Suram, S. K. et al. Automated Phase Mapping with AgileFD and its Application to Light Absorber Discovery in the V-Mn-Nb Oxide System. ACS Combinatorial Science, 19(1), 37-46 DOI: 10.1021/acscombsci.6b00153 (2017)
Discovery of new materials and understanding their structure-property relationships are needed to realize the promise of generating solar fuels from carbon dioxide and water. JCAP scientists in the high-throughput group have made significant progress in identifying functional photoabsorbers, catalysts, and their assemblies using variety of accelerated synthesis of combinatorial libraries and screening methods. X-ray diffraction is an analytical technique that is routinely used for identification of the crystallographic phases present in a material. Rapid construction of phase diagrams from X-ray characterization of combinatorial composition libraries is a grand challenge in materials discovery research and is being addressed by JCAP’s joint project with the Computational Sustainability Network (http://www.compsust.net/).

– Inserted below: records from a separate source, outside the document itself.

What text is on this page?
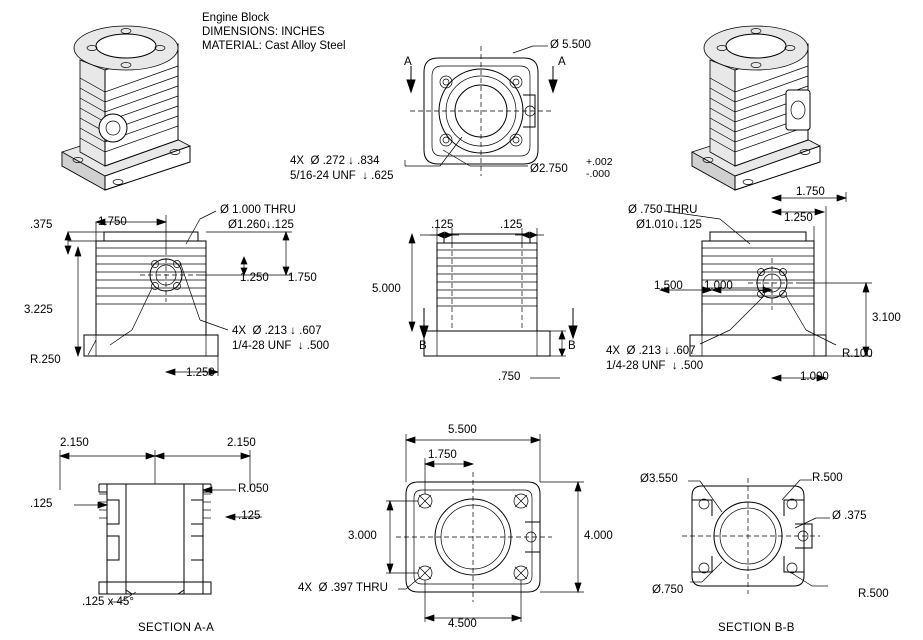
Engine Block
DIMENSIONS: INCHES
MATERIAL: Cast Alloy Steel	Ø 5.500
A	A
4X  Ø .272 ↓ .834
5/16-24 UNF  ↓ .625
Ø2.750
+.002
-.000
Ø 1.000 THRU
Ø1.260↓.125
.375	1.750
1.250 1.750
3.225
R.250
1.250
4X  Ø .213 ↓ .607
1/4-28 UNF  ↓ .500
.125	.125
5.000
B	B
.750
Ø .750 THRU
Ø1.010↓.125
1.750
1.250
1.500 1.000
3.100
R.100
1.000
4X  Ø .213 ↓ .607
1/4-28 UNF  ↓ .500
2.150	2.150
R.050
.125
.125
.125 x 45°
SECTION A-A
5.500
1.750
3.000	4.000
4X  Ø .397 THRU
4.500
Ø3.550	R.500
Ø .375
Ø.750	R.500
SECTION B-B
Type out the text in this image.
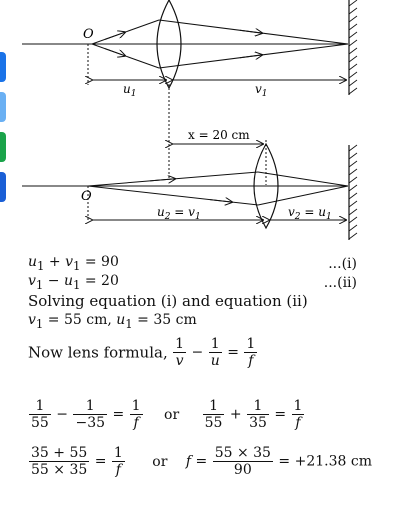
O
$u_1$	$v_1$
x = 20 cm
O
$u_2 = v_1$	$v_2 = u_1$
$u_1 + v_1 = 90$	...(i)
$v_1 - u_1 = 20$	...(ii)
Solving equation (i) and equation (ii)
$v_1 = 55$ cm, $u_1 = 35$ cm
Now lens formula, $\frac{1}{v} - \frac{1}{u} = \frac{1}{f}$
$\frac{1}{55} - \frac{1}{-35} = \frac{1}{f}$ or $\frac{1}{55} + \frac{1}{35} = \frac{1}{f}$
$\frac{35 + 55}{55 \times 35} = \frac{1}{f}$ or $f = \frac{55 \times 35}{90} = +21.38$ cm
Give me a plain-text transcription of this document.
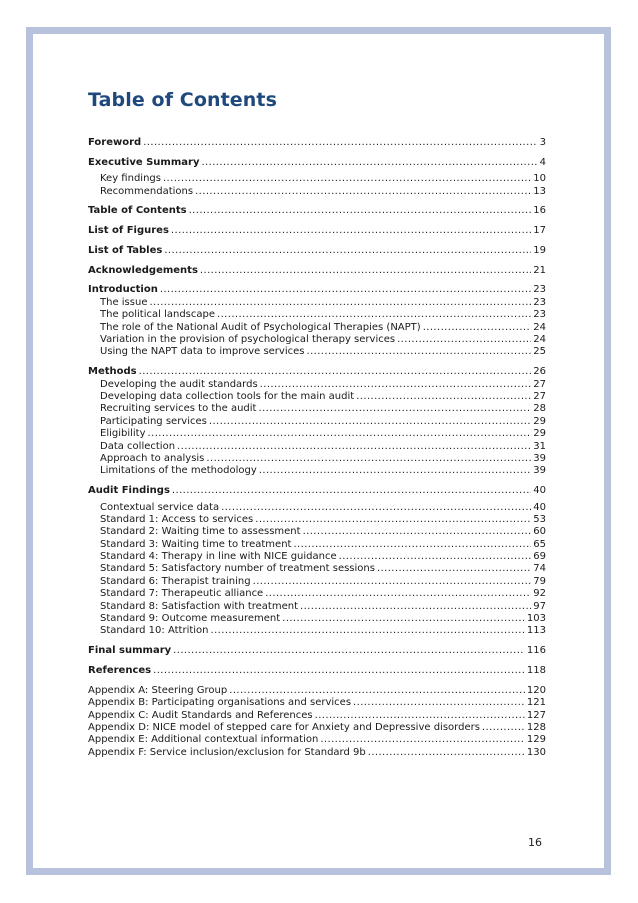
Table of Contents
Foreword .....	3
Executive Summary .....	4
Key findings .....	10
Recommendations .....	13
Table of Contents .....	16
List of Figures .....	17
List of Tables .....	19
Acknowledgements .....	21
Introduction .....	23
The issue .....	23
The political landscape .....	23
The role of the National Audit of Psychological Therapies (NAPT) .....	24
Variation in the provision of psychological therapy services .....	24
Using the NAPT data to improve services .....	25
Methods .....	26
Developing the audit standards .....	27
Developing data collection tools for the main audit .....	27
Recruiting services to the audit .....	28
Participating services .....	29
Eligibility .....	29
Data collection .....	31
Approach to analysis .....	39
Limitations of the methodology .....	39
Audit Findings .....	40
Contextual service data .....	40
Standard 1: Access to services .....	53
Standard 2: Waiting time to assessment .....	60
Standard 3: Waiting time to treatment .....	65
Standard 4: Therapy in line with NICE guidance .....	69
Standard 5: Satisfactory number of treatment sessions .....	74
Standard 6: Therapist training .....	79
Standard 7: Therapeutic alliance .....	92
Standard 8: Satisfaction with treatment .....	97
Standard 9: Outcome measurement .....	103
Standard 10: Attrition .....	113
Final summary .....	116
References .....	118
Appendix A: Steering Group .....	120
Appendix B: Participating organisations and services .....	121
Appendix C: Audit Standards and References .....	127
Appendix D: NICE model of stepped care for Anxiety and Depressive disorders .....	128
Appendix E: Additional contextual information .....	129
Appendix F: Service inclusion/exclusion for Standard 9b .....	130
16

A recent article led by S. Suram details the development of an algorithm that captures the complexity of material phase behavior. The algorithm is called AgileFD and is the first scalable phase mapping algorithm for combinatorial XRD data that models alloying-based peak shifting and adheres to Gibbs’ phase rules. AgileFD enabled characterization of the previously-unknown phase behavior of V-Mn-Nb oxides where the identification of eight phases, including phases with significant alloying, generated the first phase map for this pseudoternary system. When the AgileFD solutions are combined with bad-gap energies from automated Tauc analysis and high-throughput UV-Vis spectroscopy data, the researchers could identify band-gap tuning of nearly 0.2 eV in the MnV2O6 crystal structure as a function of lattice parameters and vanadium composition in the energy range suitable for solar applications.
The article was recognized as the ACS Editor’s Choice®, is the cover article in January’s issue of ACS Combinatorial Science, and demonstrates how the multidisciplinary effort in material and computer science accelerates discovery of materials that are critical to emerging technologies such solar-fuel generation.